— Неглупый, — ответил Моуди, подумав. — Умеет придумывать всякие интересные забавы, хотя иногда... Впрочем, неважно. У него своя компания на факультете, и вообще он что-то вроде местной знаменитости. Но нос не задирает, ничего такого. И дерется классно, хотя тебе это, наверное, без разницы. Еще с ним никогда не поймешь, шутит он или говорит серьезно. Бывает, несет полную чушь, но с таким видом, что хочешь не хочешь, а поверишь. Я сам пару раз поддался — потом не мог понять, что на меня нашло. Но в целом он нормальный парень... А что? Ты в него влюбилась?
— Да брось ты! — рассмеялась Минерва. — Не говори глупостей.
Моуди посмотрел на нее, прищурившись, и ничего не ответил.
А она потом полдня ходила сама не своя, отвечала на вопросы невпопад, посреди урока вдруг начинала улыбаться, вспомнив вчерашнюю сказку про леденец.
И все время в ушах звучал голос Аластора: "Влюбилась... влюбилась... влюбилась".
2
С того самого разговора Том не давал ей проходу. Надо отдать ему должное — его методы ухаживания никак нельзя было назвать банальными. То Минерву осыпало золотым дождем, когда она входила в Большой зал, то над гриффиндорском столом вспыхивали фейерверки, то флаги факультетов расцветали миражами — корабли в море, летящие в поднебесье стаи птиц... Однажды пол под ее ногами превратился в морское дно, и она машинально отпрыгнула назад, прежде чем поняла, что кораллы и разноцветные рыбы — это иллюзия.
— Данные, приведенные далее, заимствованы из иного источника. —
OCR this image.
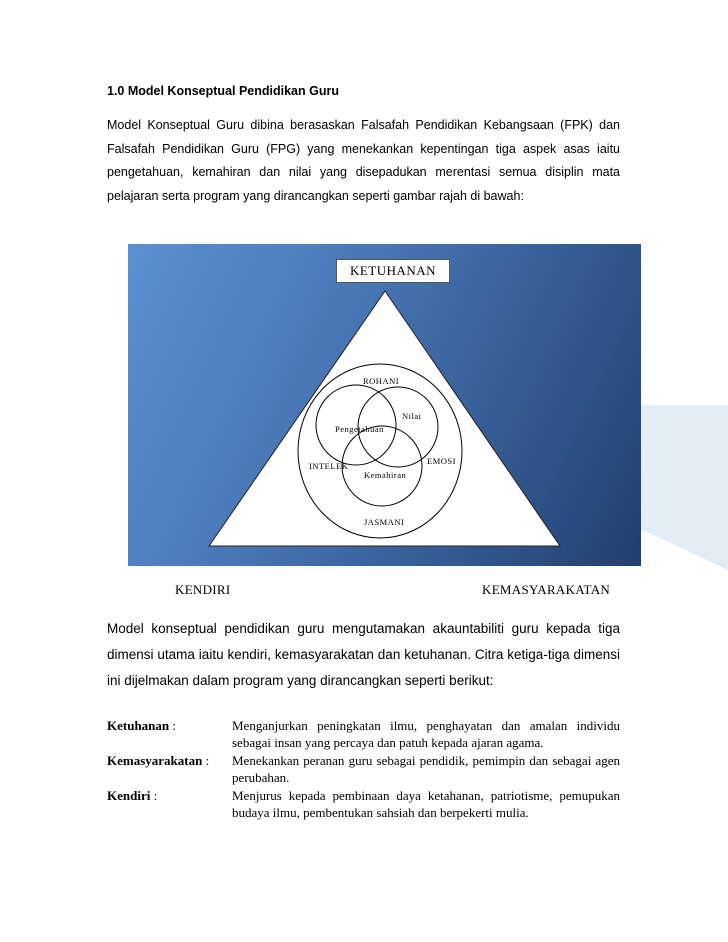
1.0 Model Konseptual Pendidikan Guru
Model Konseptual Guru dibina berasaskan Falsafah Pendidikan Kebangsaan (FPK) dan Falsafah Pendidikan Guru (FPG) yang menekankan kepentingan tiga aspek asas iaitu pengetahuan, kemahiran dan nilai yang disepadukan merentasi semua disiplin mata pelajaran serta program yang dirancangkan seperti gambar rajah di bawah:
KETUHANAN
ROHANI
Nilai
Pengetahuan
INTELEK	EMOSI
Kemahiran
JASMANI
KENDIRI	KEMASYARAKATAN
Model konseptual pendidikan guru mengutamakan akauntabiliti guru kepada tiga dimensi utama iaitu kendiri, kemasyarakatan dan ketuhanan. Citra ketiga-tiga dimensi ini dijelmakan dalam program yang dirancangkan seperti berikut:
Ketuhanan :	Menganjurkan peningkatan ilmu, penghayatan dan amalan individu sebagai insan yang percaya dan patuh kepada ajaran agama.
Kemasyarakatan :	Menekankan peranan guru sebagai pendidik, pemimpin dan sebagai agen perubahan.
Kendiri :	Menjurus kepada pembinaan daya ketahanan, patriotisme, pemupukan budaya ilmu, pembentukan sahsiah dan berpekerti mulia.
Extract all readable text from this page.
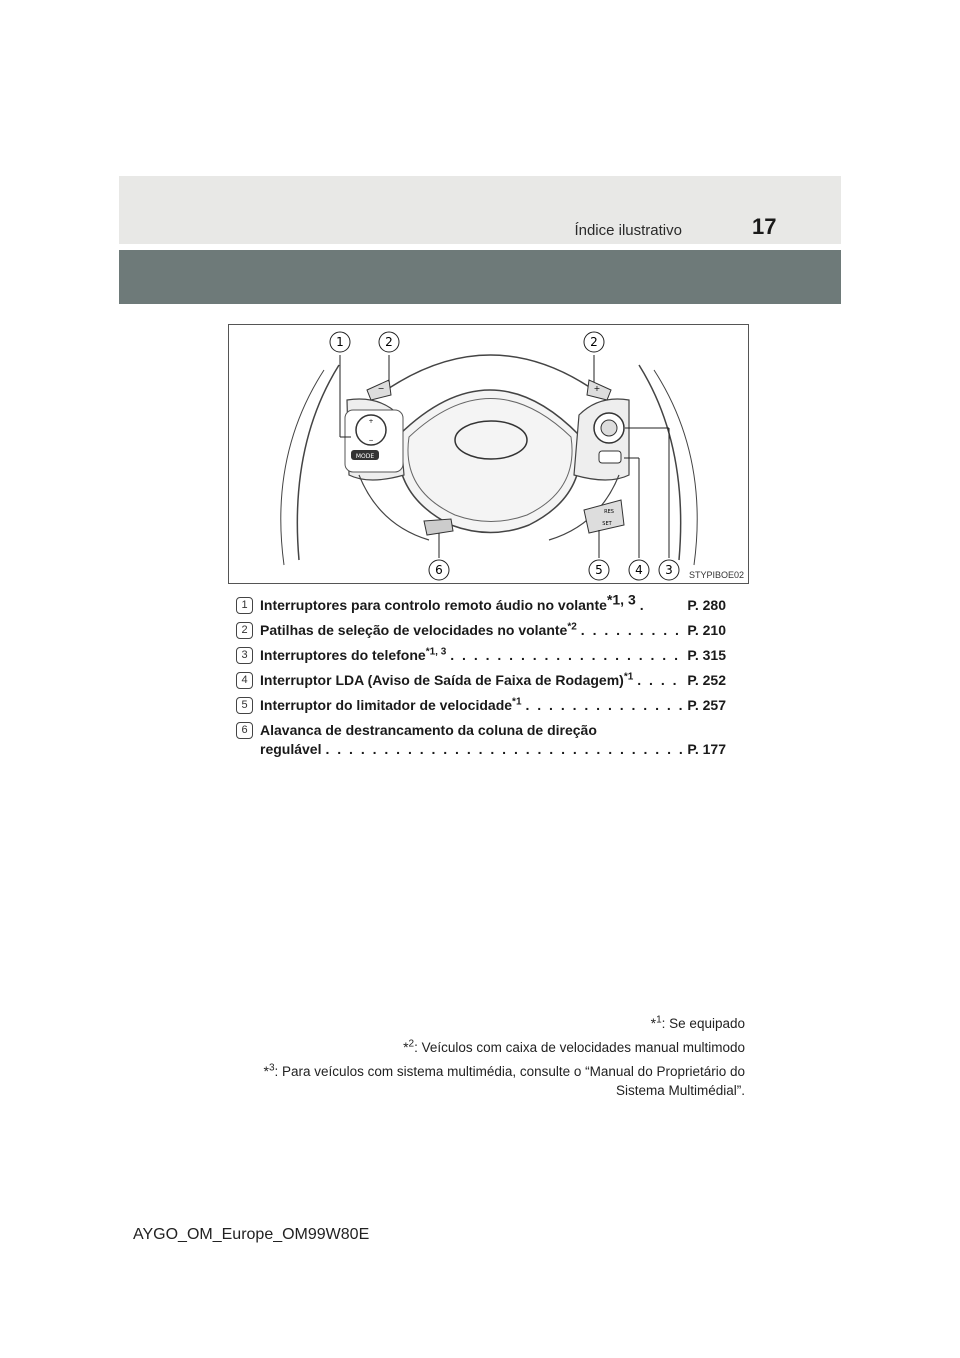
Índice ilustrativo	17
+
−
MODE
−	+
RES
SET
1	2	2
6	5	4 3 STYPIBOE02
1 Interruptores para controlo remoto áudio no volante$^{*1, 3}$ .	P. 280
2 Patilhas de seleção de velocidades no volante$^{*2}$ . . .	P. 210
3 Interruptores do telefone$^{*1, 3}$ . . .	P. 315
4 Interruptor LDA (Aviso de Saída de Faixa de Rodagem)$^{*1}$ . . .	P. 252
5 Interruptor do limitador de velocidade$^{*1}$ . . .	P. 257
6 Alavanca de destrancamento da coluna de direção
regulável . . .	P. 177

*$^1$: Se equipado

*$^2$: Veículos com caixa de velocidades manual multimodo

*$^3$: Para veículos com sistema multimédia, consulte o “Manual do Proprietário do
Sistema Multimédial”.

AYGO_OM_Europe_OM99W80E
Происходящее не прошло незамеченным и для всей школы — на Минерву опять глазели и шептались у нее за спиной. Все это ее ужасно раздражало, и она раз за разом отыскивала Тома на переменах и требовала, чтобы он прекратил свои штучки. Но потом, не в силах сдержать любопытства, начинала расспрашивать, какие чары он использовал, и сама не замечала, как втягивалась в разговор. А ему, понятное дело, только того и надо было...
Однажды, выходя из Большого зала после завтрака, Том бросил на нее издали короткий взгляд и чуть повел палочкой. Минерву словно овеяло теплым ветром, но ничего не произошло — все вокруг оставалось неизменным. Задумавшись, что ее ждет на этот раз, она машинально потянулась за последним гренком и чуть не вскрикнула от неожиданности — гренок внезапно превратился в большую белую гвоздику. Минерва схватила палочку, чтобы снять заклятие, но лучше бы она этого не делала — вместо палочки в руке оказался пышный букет сирени.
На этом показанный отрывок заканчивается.